Once the program is implemented, Lambeth said it will address a number of needs for medical practitioners and patients in the county.
“We have struggled with having enough primary care physicians in Ashe County,” Lambeth said, adding that in some cases, it takes 15 months to schedule a physical with some practices.
“The county, without a doubt, is underserved,” Lambeth said. “What we’re trying to do is find a mechanism where we can recruit full-time primary care physicians to reside in Ashe County.”
The grant will be used to cover all expenses associated with the rural residency program, Lambeth said. In order to get started, AMH will have to hire a program director and medical director, develop a curriculum and apply for accreditation.
The application will be reviewed by the Accreditation Council for Graduate Medical Education to be initially accredited, followed by an on-site visit from ACGME to be certified as a residency training site.
Robin King-Thiele, associate dean of post graduate affairs and designated institutional officer of graduate medical education at Campbell University, said that accreditation from ACGME is not a guarantee, but because of AMH’s previous involvement with Campbell’s family medicine residency program, AMH has already met some of the ACGME requirements.
After applying and receiving accreditation, which Lambeth said could take as long as a year, AMH can then move forward with interviewing residents from Campbell University and starting the program. Overall, Lambeth estimated that the start-up process could take up to three years.
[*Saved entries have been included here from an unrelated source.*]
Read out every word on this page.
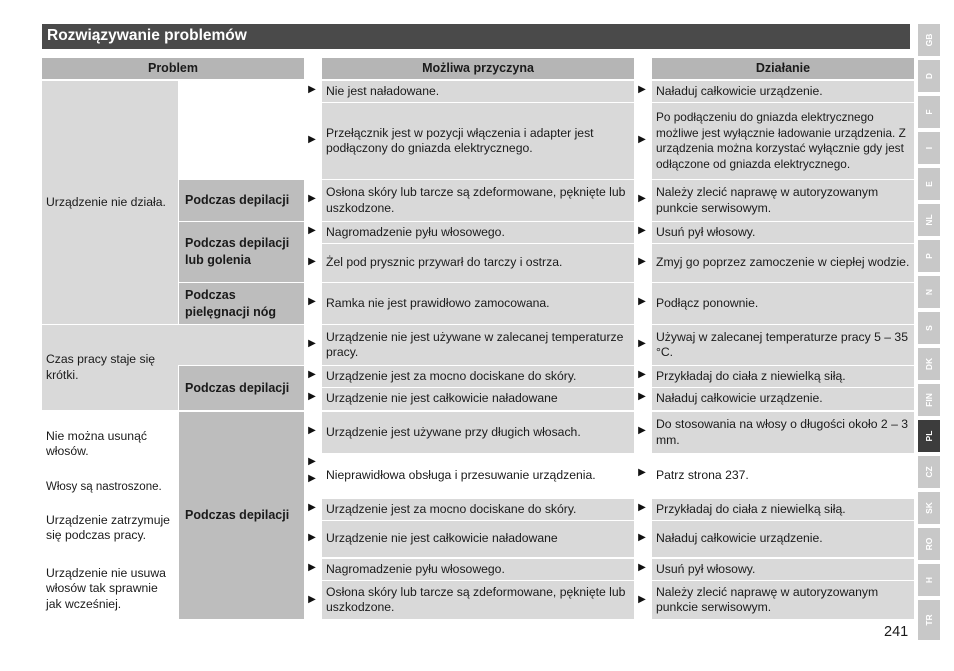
Rozwiązywanie problemów
Problem	Możliwa przyczyna	Działanie
Urządzenie nie działa.
Czas pracy staje się krótki.
Nie można usunąć włosów.
Włosy są nastroszone.
Urządzenie zatrzymuje się podczas pracy.
Urządzenie nie usuwa włosów tak sprawnie jak wcześniej.
Podczas depilacji
Podczas depilacji lub golenia
Podczas pielęgnacji nóg
Podczas depilacji
Podczas depilacji
Nie jest naładowane.
Przełącznik jest w pozycji włączenia i adapter jest podłączony do gniazda elektrycznego.
Osłona skóry lub tarcze są zdeformowane, pęknięte lub uszkodzone.
Nagromadzenie pyłu włosowego.
Żel pod prysznic przywarł do tarczy i ostrza.
Ramka nie jest prawidłowo zamocowana.
Urządzenie nie jest używane w zalecanej temperaturze pracy.
Urządzenie jest za mocno dociskane do skóry.
Urządzenie nie jest całkowicie naładowane
Urządzenie jest używane przy długich włosach.
Nieprawidłowa obsługa i przesuwanie urządzenia.
Urządzenie jest za mocno dociskane do skóry.
Urządzenie nie jest całkowicie naładowane
Nagromadzenie pyłu włosowego.
Osłona skóry lub tarcze są zdeformowane, pęknięte lub uszkodzone.
Naładuj całkowicie urządzenie.
Po podłączeniu do gniazda elektrycznego możliwe jest wyłącznie ładowanie urządzenia. Z urządzenia można korzystać wyłącznie gdy jest odłączone od gniazda elektrycznego.
Należy zlecić naprawę w autoryzowanym punkcie serwisowym.
Usuń pył włosowy.
Zmyj go poprzez zamoczenie w ciepłej wodzie.
Podłącz ponownie.
Używaj w zalecanej temperaturze pracy 5 – 35 °C.
Przykładaj do ciała z niewielką siłą.
Naładuj całkowicie urządzenie.
Do stosowania na włosy o długości około 2 – 3 mm.
Patrz strona 237.
Przykładaj do ciała z niewielką siłą.
Naładuj całkowicie urządzenie.
Usuń pył włosowy.
Należy zlecić naprawę w autoryzowanym punkcie serwisowym.
▶
▶
▶
▶
▶
▶
▶
▶
▶
▶
▶
▶
▶
▶
▶
▶
▶
▶
▶
▶
▶
▶
▶
▶
▶
▶
▶
▶
▶
▶
▶
GB
D
F
I
E
NL
P
N
S
DK
FIN
PL
CZ
SK
RO
H
TR
241
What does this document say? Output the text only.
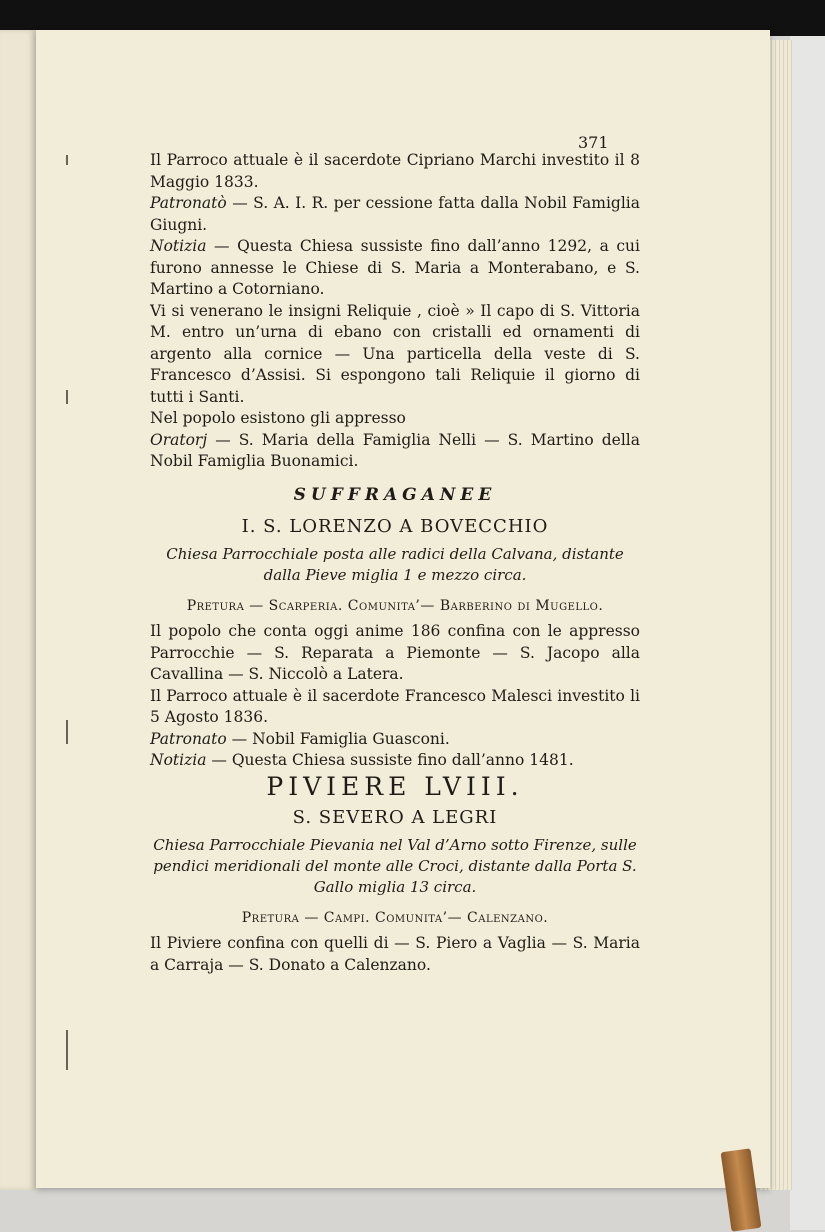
371

Il Parroco attuale è il sacerdote Cipriano Marchi investito il 8 Maggio 1833.

Patronatò — S. A. I. R. per cessione fatta dalla Nobil Famiglia Giugni.

Notizia — Questa Chiesa sussiste fino dall’anno 1292, a cui furono annesse le Chiese di S. Maria a Monterabano, e S. Martino a Cotorniano.

Vi si venerano le insigni Reliquie , cioè » Il capo di S. Vittoria M. entro un’urna di ebano con cristalli ed ornamenti di argento alla cornice — Una particella della veste di S. Francesco d’Assisi. Si espongono tali Reliquie il giorno di tutti i Santi.

Nel popolo esistono gli appresso

Oratorj — S. Maria della Famiglia Nelli — S. Martino della Nobil Famiglia Buonamici.

SUFFRAGANEE
I. S. LORENZO A BOVECCHIO
Chiesa Parrocchiale posta alle radici della Calvana, distante dalla Pieve miglia 1 e mezzo circa.
Pretura — Scarperia. Comunita’— Barberino di Mugello.

Il popolo che conta oggi anime 186 confina con le appresso Parrocchie — S. Reparata a Piemonte — S. Jacopo alla Cavallina — S. Niccolò a Latera.

Il Parroco attuale è il sacerdote Francesco Malesci investito li 5 Agosto 1836.

Patronato — Nobil Famiglia Guasconi.

Notizia — Questa Chiesa sussiste fino dall’anno 1481.

PIVIERE LVIII.
S. SEVERO A LEGRI
Chiesa Parrocchiale Pievania nel Val d’Arno sotto Firenze, sulle pendici meridionali del monte alle Croci, distante dalla Porta S. Gallo miglia 13 circa.
Pretura — Campi. Comunita’— Calenzano.

Il Piviere confina con quelli di — S. Piero a Vaglia — S. Maria a Carraja — S. Donato a Calenzano.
In the long term, Lambeth said she hopes that through the development and implementation of this rural residency program, residents who work in Ashe County will decide to stay. Statistically, King-Thiele said that around 60 percent of people who train in an area will stay within 50 miles of that location after beginning their practice.
“Our hope is that we can start making an impact on some of these physician shortage areas by putting training opportunities in those areas,” King-Thiele said.
King-Thiele also noted several other immediate impacts the program could have on the county once it’s implemented. With the addition of these residents, AMH will have the equivalent of four full-time physicians in an office that weren’t there before, she said.
“In training in this location and learning the referral patterns and the way it operates, it does make it a more desirable place to stay,” King-Thiele added.
She also noted that, by working through the HRSA-funded program, residents have an opportunity for student loan forgiveness from the federal government.
“It’s a win for the residents, it’s a win for the community and certainly a win for the hospital and the practices,” Lambeth said. “We’re thrilled to be partnered with Campbell University in order to provide this program.”
In total, HRSA provided $20 million in grants to 27 organizations across 21 states. Lambeth said that AMH was one of two organizations in the state to receive the full $750,000 for the program, with Appalachian Regional Healthcare System in Watauga County also receiving the full amount.